Armchair travelers will have a field day with a new photography exhibit on display at Del Mar’s Herbert B. Turner Gallery at Southfair.
The exhibit features 64 photographs by San Diego photographer Michael Orenich, focusing on images from Mongolia, Cuba and Morocco. Also included are shots from Greece, Italy, Spain and France.
The photos went on display this month, and the exhibit will continue through March 4. A “grand reception,” open to the public and billed as black-tie optional, will be held from 4 to 8 p.m. on Saturday, Jan. 28. The gallery is located at 2010 Jimmy Durante Blvd.
One unique aspect of the gallery is that the artworks, in this case Orenich’s photos, are housed in glass-fronted display cases in the complex’s inner courtyard. That means the gallery is essentially open at all hours of the day and night, as the viewing area is outdoors and not enclosed in the building.
The complex, which houses a number of businesses, including a fitness center, was designed by the gallery’s namesake, architect Herbert B. Turner, who during his career designed some 50 homes and commercial buildings in Del Mar. The complex and gallery are now owned by Rachel Turner Thomas, the architect’s daughter.
“Herb’s wishes were to always use this space for local artists to display their work,” said Bob Coletti, who, along with Orenich, has been coordinating exhibits at the gallery for the past year.
In 2016, the gallery hosted a series of themed exhibits, on such topics as equine and surf art, with each show featuring the works of multiple artists. This year, the gallery will host solo shows, the first of which features Orenich’s photography.
“It requires a large body of work,” said Orenich of the solo exhibit.
For this exhibit, Orenich chose works primarily from the countries of Mongolia, Cuba and Morocco.
He considers himself to be a “narrative photographer,” meaning, “I’m trying to communicate elements of the culture.”
Orenich traveled to remote areas of Mongolia in 2013, getting around by jeep with a driver, translator and a British photojournalist.
The group flew into the Mongolian capital, Ulaanbaatar, then embarked on a 300-mile journey, partly over roads and partly across country, Orenich said. Their destination was an Eagle Festival, where participants showed off their skills working with trained eagles in hunting and horsemanship. The festival also included such competitions as archery, camel racing and flogging, in which female riders whip their male counterparts, while both partners are on horseback, Orenich said.
The striking scenes show the hunters with their raptors, and also the gorgeous backdrop of snow-streaked mountains, as well as the round tents, called gers or yurts, where the nomadic herders of Mongolia reside.

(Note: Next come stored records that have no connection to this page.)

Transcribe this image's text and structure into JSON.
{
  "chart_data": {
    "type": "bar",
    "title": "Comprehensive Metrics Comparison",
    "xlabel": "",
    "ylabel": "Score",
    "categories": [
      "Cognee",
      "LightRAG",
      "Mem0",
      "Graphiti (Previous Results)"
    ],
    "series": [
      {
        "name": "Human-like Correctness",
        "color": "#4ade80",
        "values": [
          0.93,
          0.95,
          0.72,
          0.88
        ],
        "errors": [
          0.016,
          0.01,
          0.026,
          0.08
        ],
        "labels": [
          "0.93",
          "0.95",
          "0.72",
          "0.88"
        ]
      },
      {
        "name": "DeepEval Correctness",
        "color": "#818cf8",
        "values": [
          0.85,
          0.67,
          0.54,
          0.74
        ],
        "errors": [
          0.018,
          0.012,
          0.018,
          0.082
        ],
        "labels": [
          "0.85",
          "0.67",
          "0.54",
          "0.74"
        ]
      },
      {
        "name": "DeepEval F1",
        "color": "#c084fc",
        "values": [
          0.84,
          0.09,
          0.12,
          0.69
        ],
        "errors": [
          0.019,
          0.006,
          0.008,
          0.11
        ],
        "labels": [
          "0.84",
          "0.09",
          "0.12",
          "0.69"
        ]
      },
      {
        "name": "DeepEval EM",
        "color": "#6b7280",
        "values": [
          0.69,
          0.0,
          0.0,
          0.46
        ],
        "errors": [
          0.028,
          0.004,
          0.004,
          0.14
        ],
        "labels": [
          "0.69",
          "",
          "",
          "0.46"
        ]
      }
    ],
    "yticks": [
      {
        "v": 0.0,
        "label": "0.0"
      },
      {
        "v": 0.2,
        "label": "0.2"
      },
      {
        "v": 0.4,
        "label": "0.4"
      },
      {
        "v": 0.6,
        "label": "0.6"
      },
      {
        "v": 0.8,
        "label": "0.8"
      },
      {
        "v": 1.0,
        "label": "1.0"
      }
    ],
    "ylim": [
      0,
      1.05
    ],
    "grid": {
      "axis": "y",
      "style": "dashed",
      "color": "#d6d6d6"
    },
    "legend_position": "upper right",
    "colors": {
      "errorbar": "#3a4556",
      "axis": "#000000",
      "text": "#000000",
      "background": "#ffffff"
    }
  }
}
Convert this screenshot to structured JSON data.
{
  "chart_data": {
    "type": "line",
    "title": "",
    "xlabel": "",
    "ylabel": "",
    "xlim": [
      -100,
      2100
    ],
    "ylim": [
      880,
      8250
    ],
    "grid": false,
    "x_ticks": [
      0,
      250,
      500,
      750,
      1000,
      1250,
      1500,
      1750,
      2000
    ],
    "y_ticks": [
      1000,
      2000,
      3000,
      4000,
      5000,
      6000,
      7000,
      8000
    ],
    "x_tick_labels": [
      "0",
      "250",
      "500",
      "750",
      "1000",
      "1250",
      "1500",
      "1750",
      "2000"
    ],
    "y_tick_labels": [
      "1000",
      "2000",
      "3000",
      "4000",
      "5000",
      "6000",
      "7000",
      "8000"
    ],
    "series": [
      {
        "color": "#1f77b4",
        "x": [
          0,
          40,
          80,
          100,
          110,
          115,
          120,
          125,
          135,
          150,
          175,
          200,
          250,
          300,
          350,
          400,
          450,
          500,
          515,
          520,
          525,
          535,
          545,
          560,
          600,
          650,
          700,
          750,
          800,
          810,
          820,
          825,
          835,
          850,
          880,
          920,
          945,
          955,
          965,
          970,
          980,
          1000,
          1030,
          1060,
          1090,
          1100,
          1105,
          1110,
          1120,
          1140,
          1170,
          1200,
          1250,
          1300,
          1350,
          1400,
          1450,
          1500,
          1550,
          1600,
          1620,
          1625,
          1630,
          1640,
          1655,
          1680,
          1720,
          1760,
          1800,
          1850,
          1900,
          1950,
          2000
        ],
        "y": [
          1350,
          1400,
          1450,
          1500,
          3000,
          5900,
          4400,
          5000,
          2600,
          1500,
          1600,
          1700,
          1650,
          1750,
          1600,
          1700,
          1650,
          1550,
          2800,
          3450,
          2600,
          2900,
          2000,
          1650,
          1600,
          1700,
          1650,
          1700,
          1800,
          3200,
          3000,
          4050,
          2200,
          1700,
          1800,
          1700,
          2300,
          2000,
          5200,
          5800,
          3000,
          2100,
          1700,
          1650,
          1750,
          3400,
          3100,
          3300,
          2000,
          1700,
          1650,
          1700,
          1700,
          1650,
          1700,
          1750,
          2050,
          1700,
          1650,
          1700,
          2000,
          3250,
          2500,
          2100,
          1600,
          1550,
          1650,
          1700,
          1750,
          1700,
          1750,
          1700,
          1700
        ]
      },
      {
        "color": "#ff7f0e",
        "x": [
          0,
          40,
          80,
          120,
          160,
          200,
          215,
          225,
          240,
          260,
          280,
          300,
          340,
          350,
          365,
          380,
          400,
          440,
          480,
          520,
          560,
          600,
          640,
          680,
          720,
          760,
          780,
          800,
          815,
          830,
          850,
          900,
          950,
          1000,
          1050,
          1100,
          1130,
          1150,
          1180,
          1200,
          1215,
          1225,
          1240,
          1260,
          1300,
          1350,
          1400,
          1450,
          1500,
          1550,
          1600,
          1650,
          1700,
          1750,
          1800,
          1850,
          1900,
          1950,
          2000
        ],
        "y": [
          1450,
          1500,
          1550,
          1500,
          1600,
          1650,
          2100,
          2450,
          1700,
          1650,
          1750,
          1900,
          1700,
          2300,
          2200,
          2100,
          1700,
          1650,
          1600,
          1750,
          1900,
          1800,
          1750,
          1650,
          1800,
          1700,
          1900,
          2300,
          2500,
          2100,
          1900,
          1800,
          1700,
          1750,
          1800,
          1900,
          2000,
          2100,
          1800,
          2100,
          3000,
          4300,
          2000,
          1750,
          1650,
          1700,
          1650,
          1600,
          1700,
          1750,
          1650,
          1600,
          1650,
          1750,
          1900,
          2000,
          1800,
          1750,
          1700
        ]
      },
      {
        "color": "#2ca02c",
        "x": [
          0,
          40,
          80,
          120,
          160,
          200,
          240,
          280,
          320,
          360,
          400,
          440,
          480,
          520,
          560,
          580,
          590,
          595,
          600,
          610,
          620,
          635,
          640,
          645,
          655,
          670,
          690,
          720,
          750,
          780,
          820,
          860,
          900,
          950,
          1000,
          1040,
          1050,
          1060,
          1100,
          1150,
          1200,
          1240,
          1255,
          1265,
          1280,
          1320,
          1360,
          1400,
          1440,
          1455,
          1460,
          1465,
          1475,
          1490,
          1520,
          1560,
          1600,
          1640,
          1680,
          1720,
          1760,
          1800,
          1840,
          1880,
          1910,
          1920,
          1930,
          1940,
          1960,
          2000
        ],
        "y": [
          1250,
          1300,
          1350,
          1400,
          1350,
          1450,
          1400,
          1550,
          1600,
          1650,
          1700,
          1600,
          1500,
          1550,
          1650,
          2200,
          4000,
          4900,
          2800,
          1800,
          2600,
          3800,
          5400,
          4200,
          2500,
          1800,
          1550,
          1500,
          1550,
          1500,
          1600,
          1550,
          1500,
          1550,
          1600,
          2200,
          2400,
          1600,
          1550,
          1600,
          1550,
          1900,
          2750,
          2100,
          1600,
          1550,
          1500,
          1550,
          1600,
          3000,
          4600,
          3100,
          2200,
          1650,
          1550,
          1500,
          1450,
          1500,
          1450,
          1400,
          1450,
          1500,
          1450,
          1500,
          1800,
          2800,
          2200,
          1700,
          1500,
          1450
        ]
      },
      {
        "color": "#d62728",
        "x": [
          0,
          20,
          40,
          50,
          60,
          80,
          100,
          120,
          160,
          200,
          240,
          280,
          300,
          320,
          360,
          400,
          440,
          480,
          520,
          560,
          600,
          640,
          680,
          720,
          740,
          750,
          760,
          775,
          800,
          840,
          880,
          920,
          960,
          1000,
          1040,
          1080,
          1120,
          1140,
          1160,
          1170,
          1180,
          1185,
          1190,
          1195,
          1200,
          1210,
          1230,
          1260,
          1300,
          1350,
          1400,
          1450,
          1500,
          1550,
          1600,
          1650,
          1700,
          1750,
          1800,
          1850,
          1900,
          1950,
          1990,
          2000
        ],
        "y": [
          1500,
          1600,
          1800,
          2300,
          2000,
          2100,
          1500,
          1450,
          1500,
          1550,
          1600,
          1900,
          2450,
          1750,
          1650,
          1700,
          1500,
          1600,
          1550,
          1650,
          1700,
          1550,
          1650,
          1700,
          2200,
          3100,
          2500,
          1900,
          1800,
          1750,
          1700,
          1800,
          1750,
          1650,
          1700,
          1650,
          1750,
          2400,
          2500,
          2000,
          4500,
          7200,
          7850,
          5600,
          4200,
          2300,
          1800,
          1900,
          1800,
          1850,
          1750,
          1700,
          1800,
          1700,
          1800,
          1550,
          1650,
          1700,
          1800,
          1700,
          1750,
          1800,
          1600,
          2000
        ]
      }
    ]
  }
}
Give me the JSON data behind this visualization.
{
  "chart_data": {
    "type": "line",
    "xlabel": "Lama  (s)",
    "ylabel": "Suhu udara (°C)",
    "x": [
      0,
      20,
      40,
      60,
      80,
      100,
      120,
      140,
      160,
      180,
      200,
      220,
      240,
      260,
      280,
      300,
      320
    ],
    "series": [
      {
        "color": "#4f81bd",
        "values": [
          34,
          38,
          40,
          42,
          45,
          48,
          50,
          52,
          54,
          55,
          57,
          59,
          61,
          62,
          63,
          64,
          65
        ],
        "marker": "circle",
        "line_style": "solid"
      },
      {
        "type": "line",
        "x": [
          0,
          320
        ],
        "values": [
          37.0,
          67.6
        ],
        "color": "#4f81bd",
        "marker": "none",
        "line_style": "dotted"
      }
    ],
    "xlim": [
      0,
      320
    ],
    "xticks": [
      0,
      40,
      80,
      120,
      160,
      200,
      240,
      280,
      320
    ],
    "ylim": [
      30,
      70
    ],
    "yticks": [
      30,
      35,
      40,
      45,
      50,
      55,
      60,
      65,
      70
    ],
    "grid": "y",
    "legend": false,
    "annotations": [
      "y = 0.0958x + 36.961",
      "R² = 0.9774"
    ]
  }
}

Orenich’s Morocco scenes show village life, as well as classic desert scenes of rolling sand dunes. In order to find pristine landscape unmarked by footprints or jeep tracks, he engaged a guide to take him into Algeria, in a conflict zone, he said, which required a trip first by Land Rover, then by camel.
He spent two days photographing the dunes, and the results of his labors are hanging in the Turner Gallery’s display cases.
Visitors can arrange to purchase any of the photographs by contacting the artist directly via email which is posted at the gallery.
Orenich said his prints sell for between $350 and $900 apiece, and include custom frames and museum glass.
Orenich first took up photography in the U.S. military in the 1960s, and continued to snap photos as a hobby during his career in the semi-conductor industry. Upon his retirement 13 years ago, he said, he began devoting all of his time to photography.
In addition to his own photo expeditions around the globe, Orenich teaches photography. An upcoming class will be offered at a Michael’s crafts store, he said.